Dans certaines configurations, des pontages d’interrupteurs sont nécessaires pour commander un point lumineux depuis plusieurs endroits, complétés par des télérupteurs ou modules domotiques. Ces installations permettent une gestion améliorée et centralisée, répondant aux besoins de domotique dans les maisons modernes.
Pour approfondir les techniques de raccordement, notre dossier branchement des interrupteurs détaille les schémas électriques et les bons réflexes à adopter.
Évolutions et points d’attention dans les règles NFC 15-100
La norme NFC 15-100, remaniée en 2024 et applicable depuis 2025, n’a pas modifié profondément le nombre d’interrupteurs mais a renforcé les exigences sur la qualité des protections, le repérage et la facilité d’évolution des installations. L’espace technique électrique logement (ETEL) doit garantir la réserve de modules nécessaires pour intégrer à terme des extensions, notamment en domotique.
Parmi les points d’attention :
- La bonne hauteur des interrupteurs, respectant l’accessibilité pour tous
- Le respect des volumes de la salle de bain pour la sécurité électrique
- La prévention des sous-dimensionnements dans les sections de câbles et calibres
- La conformité des appareillages avec le marquage CE et les indices IP requis
- La répartition équilibrée des circuits sur les interrupteurs différentiels du tableau
Un non-respect de ces exigences compromet non seulement la sécurité mais peut aussi entraîner un refus de mise sous tension ou des soucis avec l’assurance en cas de dommages.

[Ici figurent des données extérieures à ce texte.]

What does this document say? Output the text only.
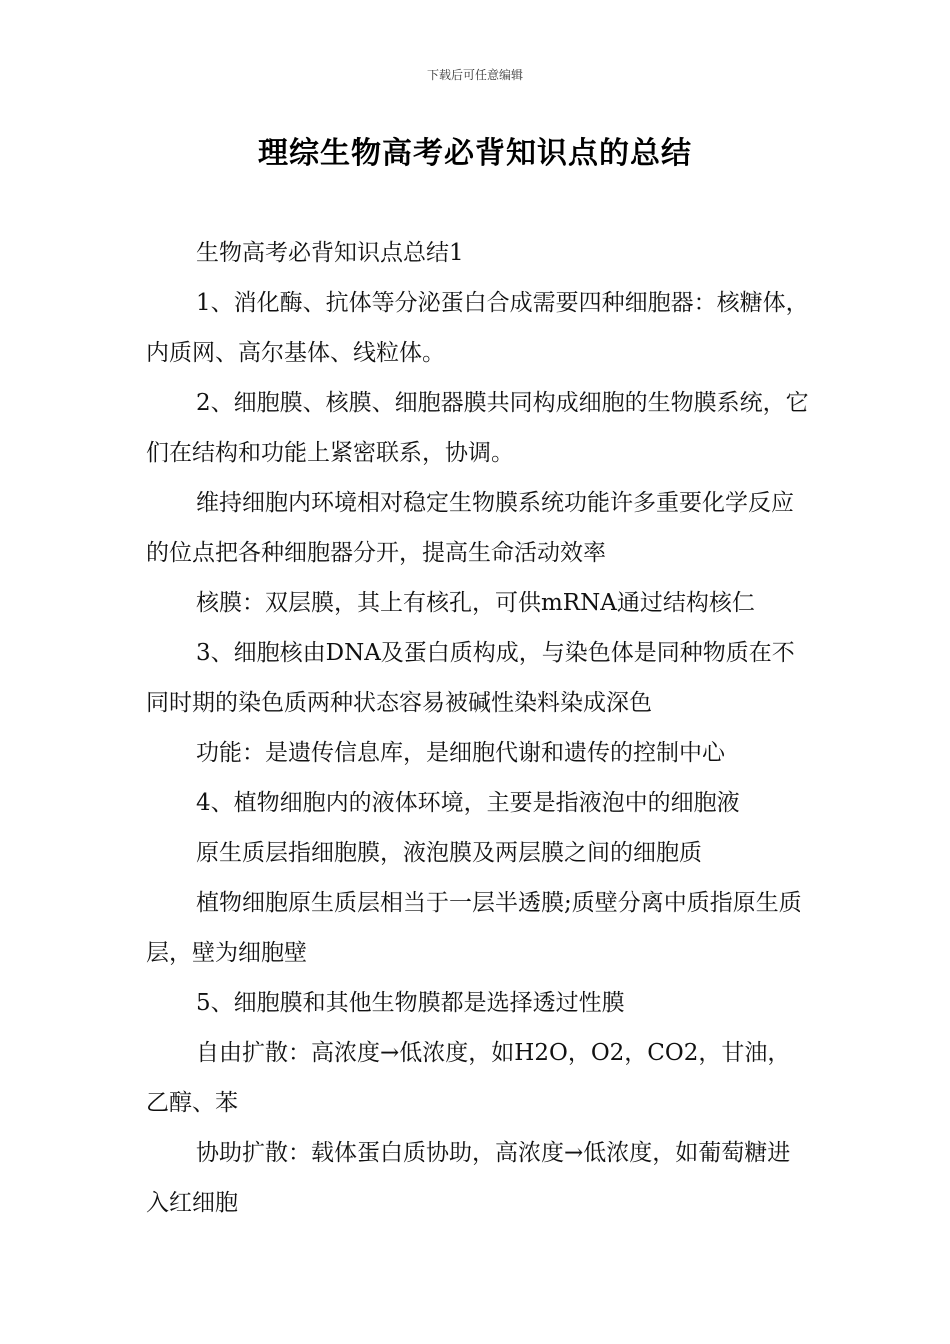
下载后可任意编辑
理综生物高考必背知识点的总结

生物高考必背知识点总结1

1、消化酶、抗体等分泌蛋白合成需要四种细胞器：核糖体，内质网、高尔基体、线粒体。

2、细胞膜、核膜、细胞器膜共同构成细胞的生物膜系统，它们在结构和功能上紧密联系，协调。

维持细胞内环境相对稳定生物膜系统功能许多重要化学反应的位点把各种细胞器分开，提高生命活动效率

核膜：双层膜，其上有核孔，可供mRNA通过结构核仁

3、细胞核由DNA及蛋白质构成，与染色体是同种物质在不同时期的染色质两种状态容易被碱性染料染成深色

功能：是遗传信息库，是细胞代谢和遗传的控制中心

4、植物细胞内的液体环境，主要是指液泡中的细胞液

原生质层指细胞膜，液泡膜及两层膜之间的细胞质

植物细胞原生质层相当于一层半透膜;质壁分离中质指原生质层，壁为细胞壁

5、细胞膜和其他生物膜都是选择透过性膜

自由扩散：高浓度→低浓度，如H2O，O2，CO2，甘油，乙醇、苯

协助扩散：载体蛋白质协助，高浓度→低浓度，如葡萄糖进入红细胞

Quel est l’emplacement réglementaire d’un interrupteur dans une pièce ?
L’interrupteur doit se trouver près de la porte, à une hauteur comprise entre 90 cm et 130 cm du sol. Pour les personnes à mobilité réduite, cette hauteur peut être abaissée à 40 cm selon la norme NFC 15-100.
Combien d’interrupteurs peut-on installer pour un même point lumineux ?
La norme autorise plusieurs interrupteurs en configuration va-et-vient ou va-et-vient multiples, permettant de commander un même point lumineux depuis plusieurs endroits, notamment dans les couloirs ou escaliers.
Faut-il un interrupteur spécial pour la salle de bain ?
Oui, l’interrupteur doit être hors des volumes de sécurité, protégé par un indice IP minimum IP44, ou substitué par un bouton poussoir étanche. Aucun interrupteur standard n’est autorisé dans les volumes 0, 1 et 2.
Quel calibre de disjoncteur protège les circuits d’éclairage ?
Les circuits d’éclairage sont généralement protégés par un disjoncteur 16 A associé à une section de câble 1,5 mm² selon la norme NFC 15-100.
Une domotique modifie-t-elle le nombre d’interrupteurs ?
La domotique peut ajouter des commandes supplémentaires ou des modules déportés sans modifier le nombre minimal d’interrupteurs exigé, mais améliore la gestion et le confort d’utilisation.